|Indiana Governor Mike Pence, the new face of discrimination|
Not because he's necessarily a bad guy.
But because he totally misread the American zeitgeist and shirked his moral obligation as Governor by using the power of his political office to pass a law that actually removes legal barriers from individuals and businesses that chose to discriminate against people because of their sexual orientation.
Of course Pence also gets the Rockwell because of his bumbling, almost incomprehensible verbal exchange with George Stephanopoulos on the ABC Sunday news show, 'This Week'.
Not only did he completely implode on a live national broadcast when directly asked if he thought it was right to discriminate against members of the LGBT community, his strange indignant accusations about an "avalanche" of misunderstanding and bad reporting about the "religious freedom" act were so contrived that it made it painfully obvious that he KNEW the act was discriminatory.
He ducked the question eight different times because like many members of today's Republican party, he'll gladly back concocted measures like 'Voter Identification Laws' or 'Religious Freedom' that mask discrimination against others - as long as he's not forced to actually call those measures what they are in public.
Now let's be honest, was there some kind of unprecedented wave of secret persecution against Indiana Christians that would prompt a Republican-dominated legislative body to create a law to "protect religious liberty"?
Of course not. It's a lame-ass fabricated means to a right-wing extremist end.
|One of many Iraqi Christians crucified by ISIS|
If Republicans want to get indignant about "religious liberty", maybe they should focus some of their fiery self-righteous rhetoric on places like Syria, or Egypt; where 21 Christian members of the Coptic Church in the village of al-Our were beheaded by members of ISIS back in February.
Remarkably, tone-deaf Republicans are proactively defending Pence's support of The Religious Freedom Restoration Act (RFRA) in a klutzy effort to try and convince people that it's something other than what it actually is: a license for businesses and individuals to discriminate.
Undeterred by growing criticism that Indiana's RFRA would sanction discrimination against LGBT Hoosiers, blight the reputation of the state and become a major downer for state tourism and business, today a variety of conservatives, from religious activists in Indiana to 2016 Presidential hopeful Jeb Bush used a completely bogus comparison to support Pence's effort to legalize discrimination.
Bush, Pence and others tried to claim that Indiana's RFRA is identical to the Defense of Marriage Act (DOMA) that was passed back in 1996 under then-President Bill Clinton with overwhelming Congressional support; and similar laws that have passed in 20 other states.
That's absolutely NOT true.
DOMA is a federal law that allows states to NOT recognize same-sex marriages performed in another state.

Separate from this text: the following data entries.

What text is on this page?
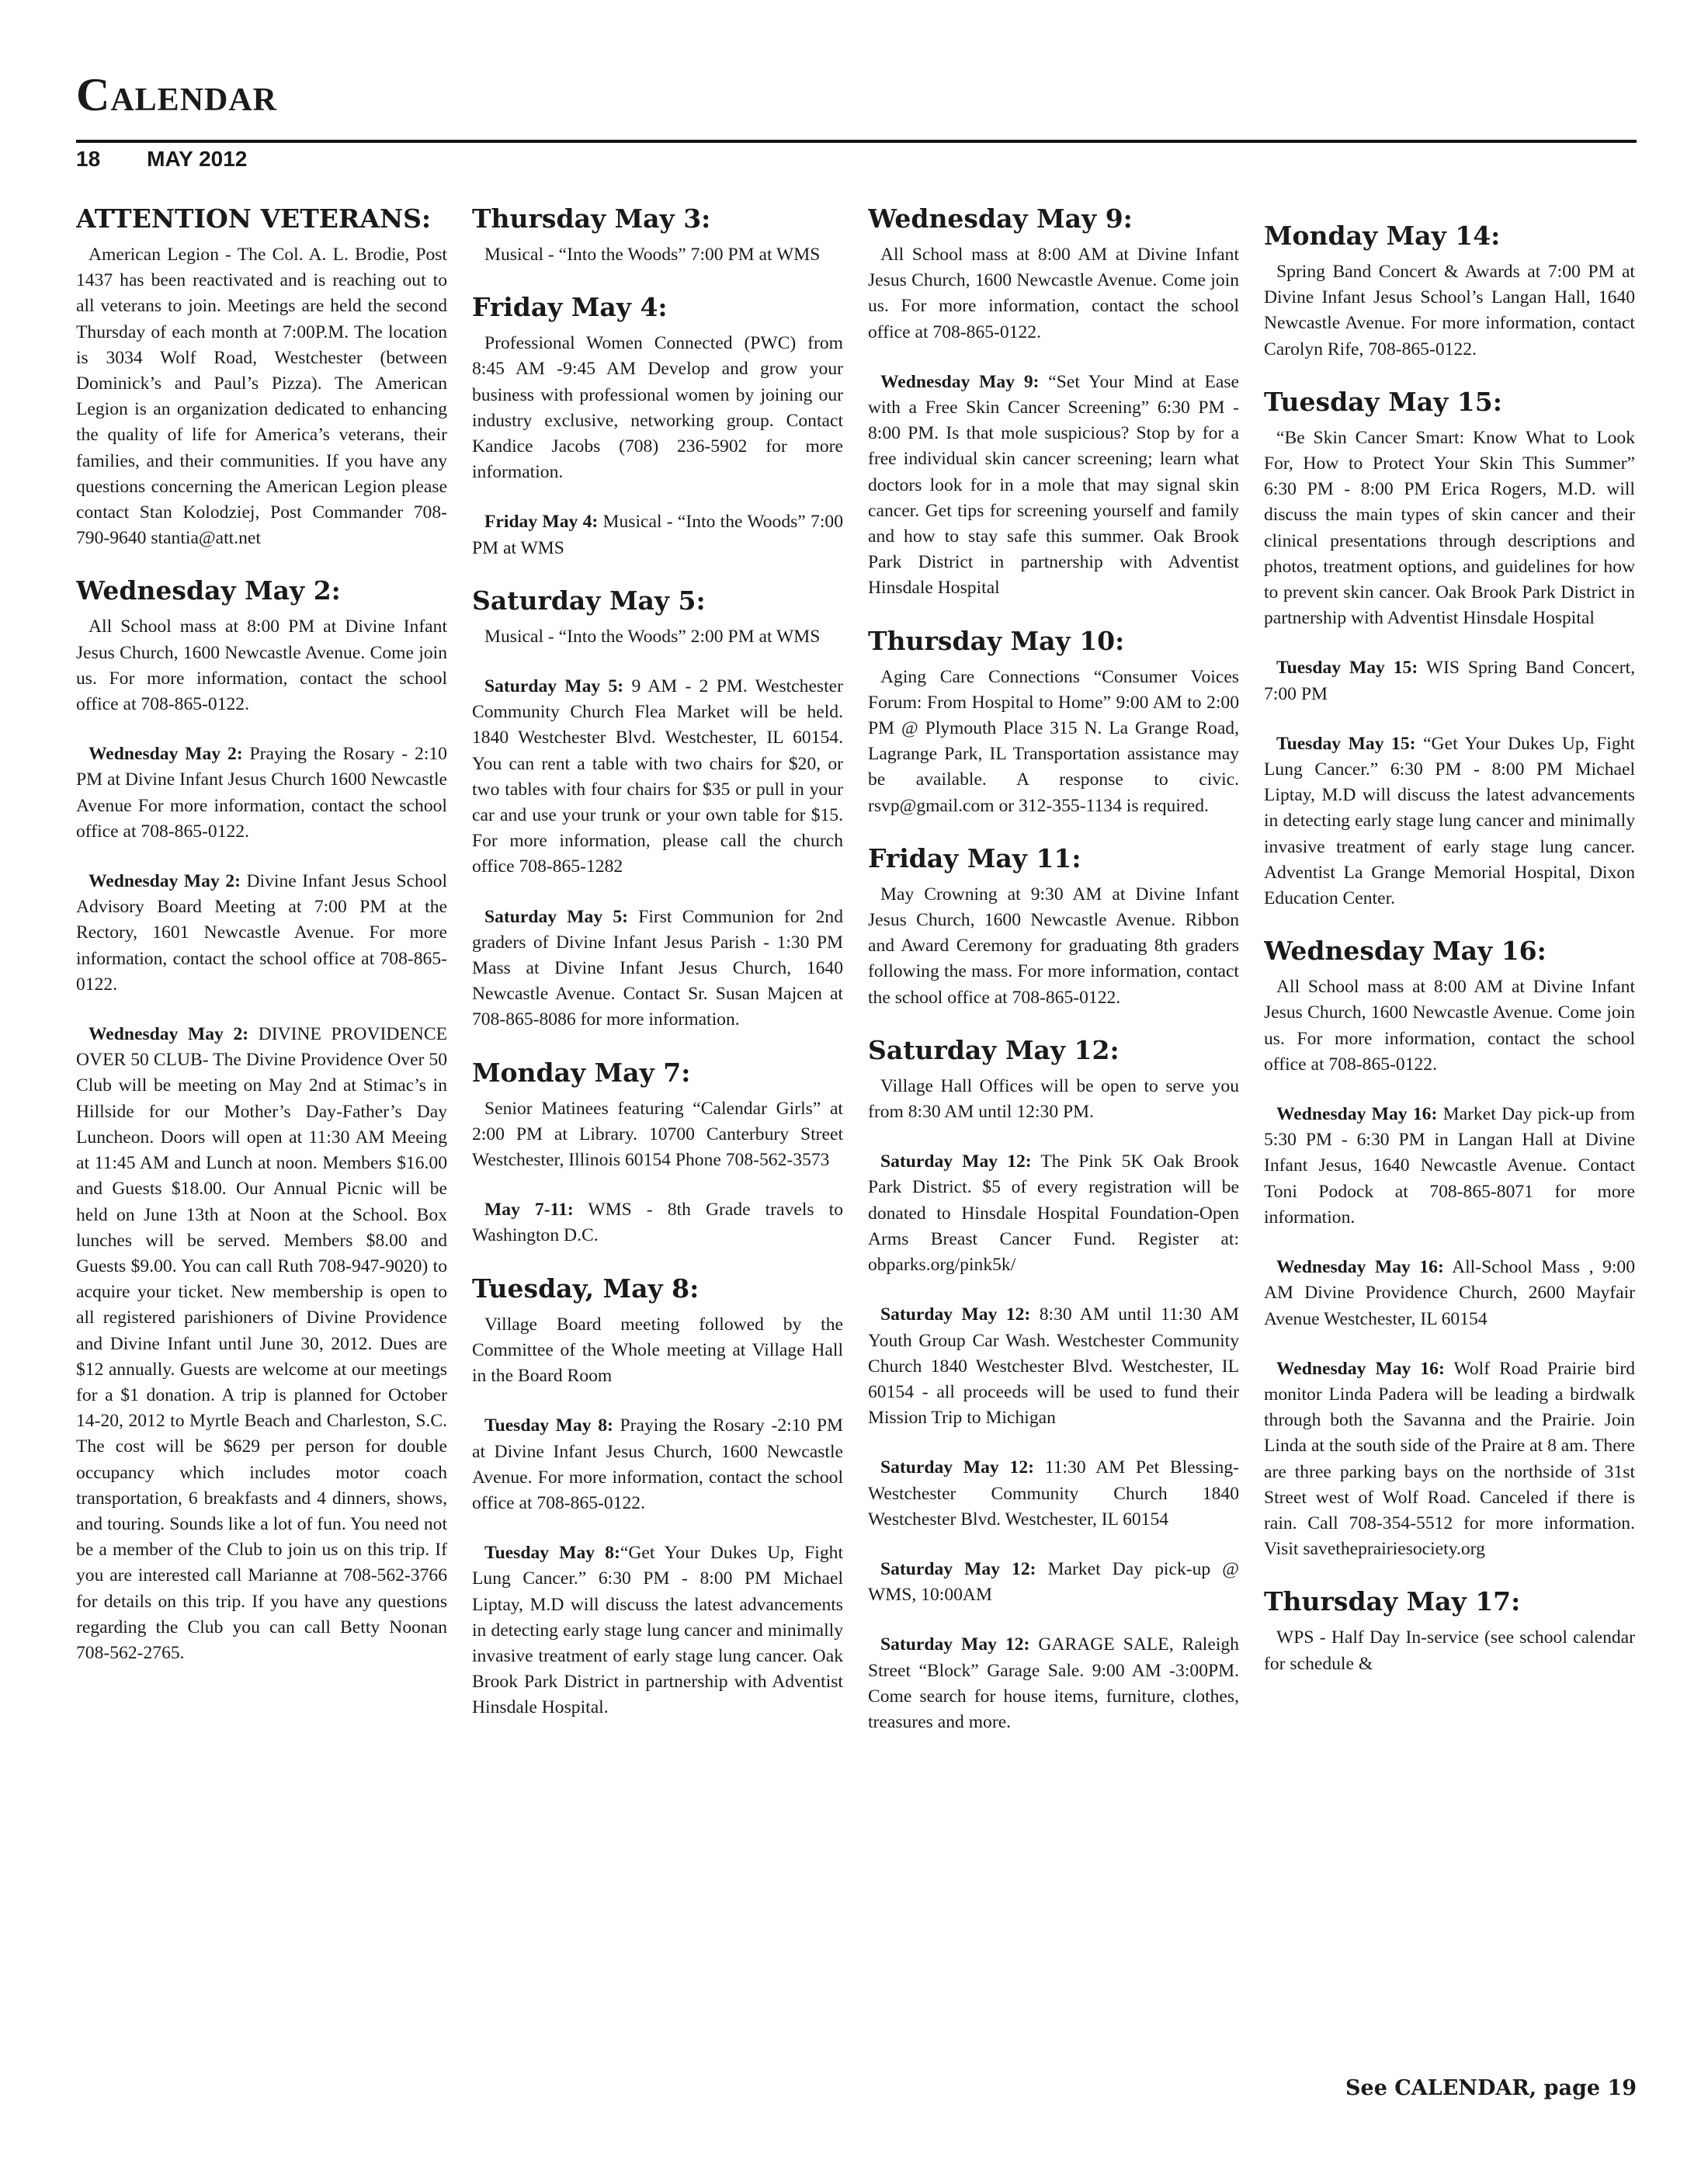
Calendar
18 MAY 2012
ATTENTION VETERANS:

American Legion - The Col. A. L. Brodie, Post 1437 has been reactivated and is reaching out to all veterans to join. Meetings are held the second Thursday of each month at 7:00P.M. The location is 3034 Wolf Road, Westchester (between Dominick’s and Paul’s Pizza). The American Legion is an organization dedicated to enhancing the quality of life for America’s veterans, their families, and their communities. If you have any questions concerning the American Legion please contact Stan Kolodziej, Post Commander 708-790-9640 stantia@att.net

Wednesday May 2:

All School mass at 8:00 PM at Divine Infant Jesus Church, 1600 Newcastle Avenue. Come join us. For more information, contact the school office at 708-865-0122.

Wednesday May 2: Praying the Rosary - 2:10 PM at Divine Infant Jesus Church 1600 Newcastle Avenue For more information, contact the school office at 708-865-0122.

Wednesday May 2: Divine Infant Jesus School Advisory Board Meeting at 7:00 PM at the Rectory, 1601 Newcastle Avenue. For more information, contact the school office at 708-865-0122.

Wednesday May 2: DIVINE PROVIDENCE OVER 50 CLUB- The Divine Providence Over 50 Club will be meeting on May 2nd at Stimac’s in Hillside for our Mother’s Day-Father’s Day Luncheon. Doors will open at 11:30 AM Meeing at 11:45 AM and Lunch at noon. Members $16.00 and Guests $18.00. Our Annual Picnic will be held on June 13th at Noon at the School. Box lunches will be served. Members $8.00 and Guests $9.00. You can call Ruth 708-947-9020) to acquire your ticket. New membership is open to all registered parishioners of Divine Providence and Divine Infant until June 30, 2012. Dues are $12 annually. Guests are welcome at our meetings for a $1 donation. A trip is planned for October 14-20, 2012 to Myrtle Beach and Charleston, S.C. The cost will be $629 per person for double occupancy which includes motor coach transportation, 6 breakfasts and 4 dinners, shows, and touring. Sounds like a lot of fun. You need not be a member of the Club to join us on this trip. If you are interested call Marianne at 708-562-3766 for details on this trip. If you have any questions regarding the Club you can call Betty Noonan 708-562-2765.

Thursday May 3:

Musical - “Into the Woods” 7:00 PM at WMS

Friday May 4:

Professional Women Connected (PWC) from 8:45 AM -9:45 AM Develop and grow your business with professional women by joining our industry exclusive, networking group. Contact Kandice Jacobs (708) 236-5902 for more information.

Friday May 4: Musical - “Into the Woods” 7:00 PM at WMS

Saturday May 5:

Musical - “Into the Woods” 2:00 PM at WMS

Saturday May 5: 9 AM - 2 PM. Westchester Community Church Flea Market will be held. 1840 Westchester Blvd. Westchester, IL 60154. You can rent a table with two chairs for $20, or two tables with four chairs for $35 or pull in your car and use your trunk or your own table for $15. For more information, please call the church office 708-865-1282

Saturday May 5: First Communion for 2nd graders of Divine Infant Jesus Parish - 1:30 PM Mass at Divine Infant Jesus Church, 1640 Newcastle Avenue. Contact Sr. Susan Majcen at 708-865-8086 for more information.

Monday May 7:

Senior Matinees featuring “Calendar Girls” at 2:00 PM at Library. 10700 Canterbury Street Westchester, Illinois 60154 Phone 708-562-3573

May 7-11: WMS - 8th Grade travels to Washington D.C.

Tuesday, May 8:

Village Board meeting followed by the Committee of the Whole meeting at Village Hall in the Board Room

Tuesday May 8: Praying the Rosary -2:10 PM at Divine Infant Jesus Church, 1600 Newcastle Avenue. For more information, contact the school office at 708-865-0122.

Tuesday May 8:“Get Your Dukes Up, Fight Lung Cancer.” 6:30 PM - 8:00 PM Michael Liptay, M.D will discuss the latest advancements in detecting early stage lung cancer and minimally invasive treatment of early stage lung cancer. Oak Brook Park District in partnership with Adventist Hinsdale Hospital.

Wednesday May 9:

All School mass at 8:00 AM at Divine Infant Jesus Church, 1600 Newcastle Avenue. Come join us. For more information, contact the school office at 708-865-0122.

Wednesday May 9: “Set Your Mind at Ease with a Free Skin Cancer Screening” 6:30 PM - 8:00 PM. Is that mole suspicious? Stop by for a free individual skin cancer screening; learn what doctors look for in a mole that may signal skin cancer. Get tips for screening yourself and family and how to stay safe this summer. Oak Brook Park District in partnership with Adventist Hinsdale Hospital

Thursday May 10:

Aging Care Connections “Consumer Voices Forum: From Hospital to Home” 9:00 AM to 2:00 PM @ Plymouth Place 315 N. La Grange Road, Lagrange Park, IL Transportation assistance may be available. A response to civic. rsvp@gmail.com or 312-355-1134 is required.

Friday May 11:

May Crowning at 9:30 AM at Divine Infant Jesus Church, 1600 Newcastle Avenue. Ribbon and Award Ceremony for graduating 8th graders following the mass. For more information, contact the school office at 708-865-0122.

Saturday May 12:

Village Hall Offices will be open to serve you from 8:30 AM until 12:30 PM.

Saturday May 12: The Pink 5K Oak Brook Park District. $5 of every registration will be donated to Hinsdale Hospital Foundation-Open Arms Breast Cancer Fund. Register at: obparks.org/pink5k/

Saturday May 12: 8:30 AM until 11:30 AM Youth Group Car Wash. Westchester Community Church 1840 Westchester Blvd. Westchester, IL 60154 - all proceeds will be used to fund their Mission Trip to Michigan

Saturday May 12: 11:30 AM Pet Blessing- Westchester Community Church 1840 Westchester Blvd. Westchester, IL 60154

Saturday May 12: Market Day pick-up @ WMS, 10:00AM

Saturday May 12: GARAGE SALE, Raleigh Street “Block” Garage Sale. 9:00 AM -3:00PM. Come search for house items, furniture, clothes, treasures and more.

Monday May 14:

Spring Band Concert & Awards at 7:00 PM at Divine Infant Jesus School’s Langan Hall, 1640 Newcastle Avenue. For more information, contact Carolyn Rife, 708-865-0122.

Tuesday May 15:

“Be Skin Cancer Smart: Know What to Look For, How to Protect Your Skin This Summer” 6:30 PM - 8:00 PM Erica Rogers, M.D. will discuss the main types of skin cancer and their clinical presentations through descriptions and photos, treatment options, and guidelines for how to prevent skin cancer. Oak Brook Park District in partnership with Adventist Hinsdale Hospital

Tuesday May 15: WIS Spring Band Concert, 7:00 PM

Tuesday May 15: “Get Your Dukes Up, Fight Lung Cancer.” 6:30 PM - 8:00 PM Michael Liptay, M.D will discuss the latest advancements in detecting early stage lung cancer and minimally invasive treatment of early stage lung cancer. Adventist La Grange Memorial Hospital, Dixon Education Center.

Wednesday May 16:

All School mass at 8:00 AM at Divine Infant Jesus Church, 1600 Newcastle Avenue. Come join us. For more information, contact the school office at 708-865-0122.

Wednesday May 16: Market Day pick-up from 5:30 PM - 6:30 PM in Langan Hall at Divine Infant Jesus, 1640 Newcastle Avenue. Contact Toni Podock at 708-865-8071 for more information.

Wednesday May 16: All-School Mass , 9:00 AM Divine Providence Church, 2600 Mayfair Avenue Westchester, IL 60154

Wednesday May 16: Wolf Road Prairie bird monitor Linda Padera will be leading a birdwalk through both the Savanna and the Prairie. Join Linda at the south side of the Praire at 8 am. There are three parking bays on the northside of 31st Street west of Wolf Road. Canceled if there is rain. Call 708-354-5512 for more information. Visit savetheprairiesociety.org

Thursday May 17:

WPS - Half Day In-service (see school calendar for schedule &

See CALENDAR, page 19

Indiana's RFRA goes much further. As Lambda Legal attorney Jenny Pizer was quoted as saying in a DailyKos.com article by Kerry Eleveld:
"SB 101 (Indiana's RFRA passed by Gov Pence) is substantially broader than the federal law. It extends religious rights to all businesses, no matter how large and completely secular they are. In addition, the federal law can only be invoked against government action. SB 101 goes much further, inviting discrimination by allowing religious beliefs to be raised as a defense in lawsuits and administrative proceedings brought by workers, tenants and customers who have suffered discrimination in a business transaction based on someone else's religious beliefs."
So what's the response from Republicans in other states?
The legislature of the great state of Arkansas went ahead and passed it's own version of the RFRA and sent it to Republican Governor Asa Hutchinson to sign.
North Carolina (shocker!) is preparing to act on their own version too.
So here we are in the season of Lent, approaching Good Friday when Christians around the world prepare to mark the Crucifixion of Jesus.
We're days from Easter, the holiest day on the Christian calendar and how is the extremist wing of the Republican party observing this somber and triumphant time?
By using political majorities in state legislatures to allow Christians who've warped the true message of Christ to discriminate against American citizens.
Funny how some of the same Republicans who ceaselessly criticize the President for government overreach for providing health care for citizens and for his handling of ISIS in the Mid-East, are simultaneously using their political advantage to create their own conservative theocracy in the heartland of America.
Writer Aaron Sorkin was right when his lead character Will McAvoy (a disillusioned ex-Republican newscaster on HBO's 'The Newsroom' played by actor Jeff Daniels) said of today's Republican party: "We should call them what they are: The American Taliban."